Mandelblit will also announce his decision to close some of the investigations into matters involving Netanyahu which were launched several months ago, due to the failure to find a reasonable chance of proving that an offense had actually been committed, Yedioth Ahronoth reported Thursday.
In his statement, the attorney general will elaborate on the closed cases and explain why it took so long to look into them and why the information had not been disclosed to the public.
The prime minister’s alleged corruption offenses have been investigated by a small team at the National Fraud Investigations Unit for several months now. The information was handed over to the attorney general, who dismissed part of it at first, but later ordered the police to conduct an examination, after which he would decide whether to launch an official criminal investigation and question Netanyahu.

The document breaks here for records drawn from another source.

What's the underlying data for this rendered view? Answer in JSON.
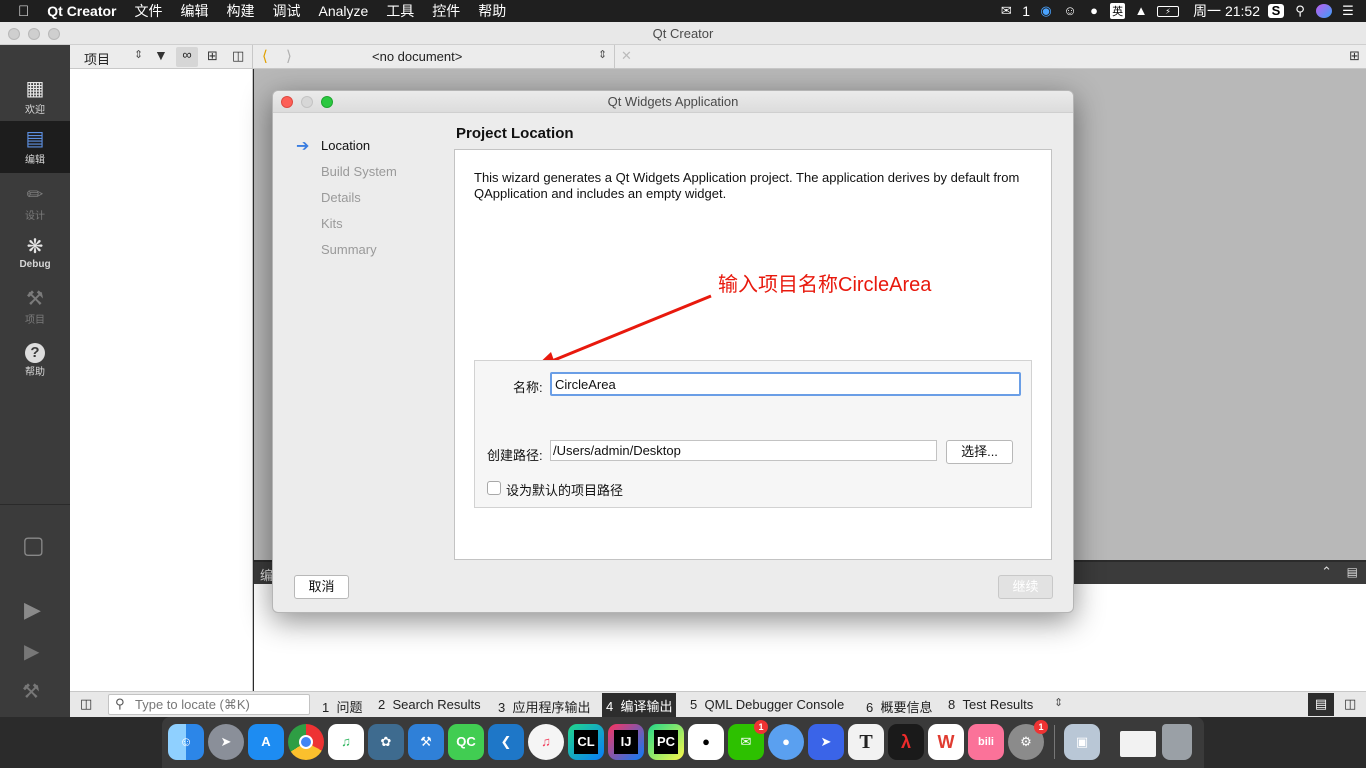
{
  "menubar": {
    "apple": "",
    "items": [
      "Qt Creator",
      "文件",
      "编辑",
      "构建",
      "调试",
      "Analyze",
      "工具",
      "控件",
      "帮助"
    ],
    "wechat_count": "1",
    "input_method": "英",
    "clock": "周一 21:52"
  },
  "window": {
    "title": "Qt Creator"
  },
  "toolbar": {
    "projects_label": "项目",
    "document_selector": "<no document>"
  },
  "modes": [
    {
      "label": "欢迎",
      "icon": "grid-icon"
    },
    {
      "label": "编辑",
      "icon": "edit-icon"
    },
    {
      "label": "设计",
      "icon": "pencil-icon"
    },
    {
      "label": "Debug",
      "icon": "bug-icon"
    },
    {
      "label": "项目",
      "icon": "wrench-icon"
    },
    {
      "label": "帮助",
      "icon": "help-icon"
    }
  ],
  "output_panel_title": "编",
  "dialog": {
    "title": "Qt Widgets Application",
    "steps": [
      "Location",
      "Build System",
      "Details",
      "Kits",
      "Summary"
    ],
    "heading": "Project Location",
    "description": "This wizard generates a Qt Widgets Application project. The application derives by default from QApplication and includes an empty widget.",
    "annotation": "输入项目名称CircleArea",
    "name_label": "名称:",
    "name_value": "CircleArea",
    "path_label": "创建路径:",
    "path_value": "/Users/admin/Desktop",
    "browse_button": "选择...",
    "default_path_checkbox": "设为默认的项目路径",
    "default_path_checked": false,
    "cancel_button": "取消",
    "next_button": "继续"
  },
  "statusbar": {
    "locator_placeholder": "Type to locate (⌘K)",
    "tabs": [
      {
        "num": "1",
        "label": "问题"
      },
      {
        "num": "2",
        "label": "Search Results"
      },
      {
        "num": "3",
        "label": "应用程序输出"
      },
      {
        "num": "4",
        "label": "编译输出"
      },
      {
        "num": "5",
        "label": "QML Debugger Console"
      },
      {
        "num": "6",
        "label": "概要信息"
      },
      {
        "num": "8",
        "label": "Test Results"
      }
    ]
  },
  "dock": {
    "apps": [
      "Finder",
      "Launchpad",
      "App Store",
      "Chrome",
      "Music Player",
      "MySQL Workbench",
      "Xcode",
      "Qt Creator",
      "VS Code",
      "iTunes",
      "CLion",
      "IntelliJ IDEA",
      "PyCharm",
      "QQ",
      "WeChat",
      "Maps",
      "Mail",
      "Typora",
      "Acrobat",
      "WPS",
      "bilibili",
      "System Preferences",
      "Preview",
      "Chrome Window",
      "Trash"
    ],
    "badges": {
      "WeChat": "1",
      "System Preferences": "1"
    },
    "labels": {
      "Qt Creator": "QC",
      "CLion": "CL",
      "IntelliJ IDEA": "IJ",
      "PyCharm": "PC",
      "Typora": "T",
      "WPS": "W",
      "bilibili": "bili"
    }
  },
  "colors": {
    "annotation": "#e8190d",
    "focus": "#6a9ee6",
    "dark_bar": "#3b3b3b"
  }
}
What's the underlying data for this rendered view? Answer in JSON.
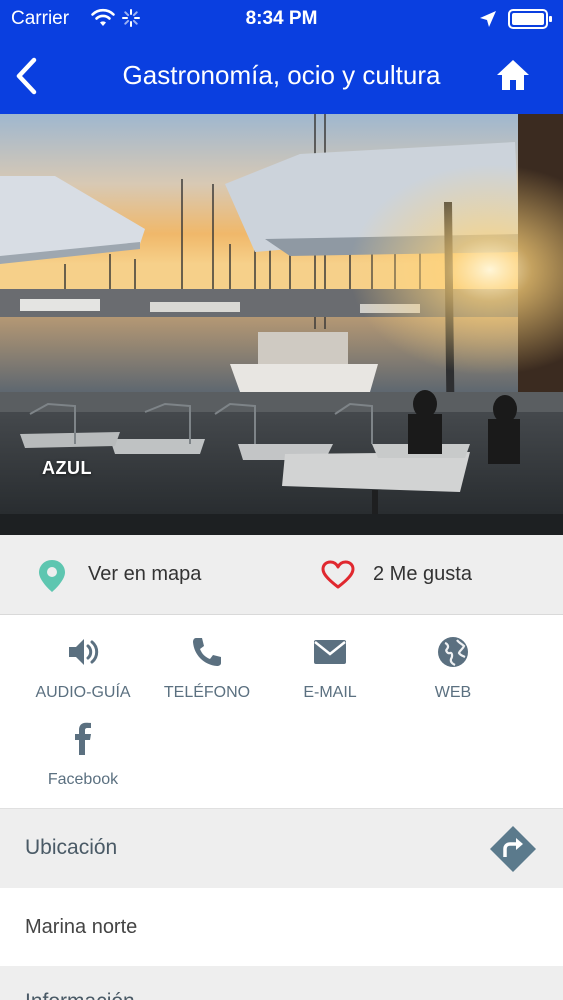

Channel 10 reported Wednesday that Mandelblit had authorized police to question Netanyahu under caution, and that a date for the interrogation would be set in the coming days. Netanyahu will be required to provide explanations for several issues that arose during the preliminary investigation.
In the past few weeks, the investigators apparently managed to obtain testimonies, some related to elements abroad, which point to an alleged suspicion of a criminal offense which requires an interrogation of the prime minister under caution.
Several meetings were held at Mandelblit’s office in the past week in the presence of Meni Yitzhaki, head of police's Investigations and Intelligence Department, and State Attorney Shai Nitzan. In light of the information presented to Mandelblit and the additional information he requested, he was convinced to order an official investigation.
The attorney general has reiterated that he would not approve an investigation against the prime minister unless he saw a real chance for filing an indictment.
An examination of the other cases involving the prime minister revealed that although they do point to inappropriate conduct, no new evidence or testimonies were found to justify a criminal investigation.
The Israel Police and the Justice Ministry issued a joint response to the Channel 10 report on Wednesday, noting: "We cannot comment on the report for obvious reasons, as the examination is still ongoing. This is neither confirmation or denial of what has been alleged. The attorney-general, the police and prosecutors are working in close cooperation and a public announcement will be made in due course about the investigation."
The prime minister has yet to respond to the report. In the past, Netanyahu has vehemently denied the reports on the legal examination concerning him on numerous occasions. "Nothing will come out of it because there is nothing to it," he said.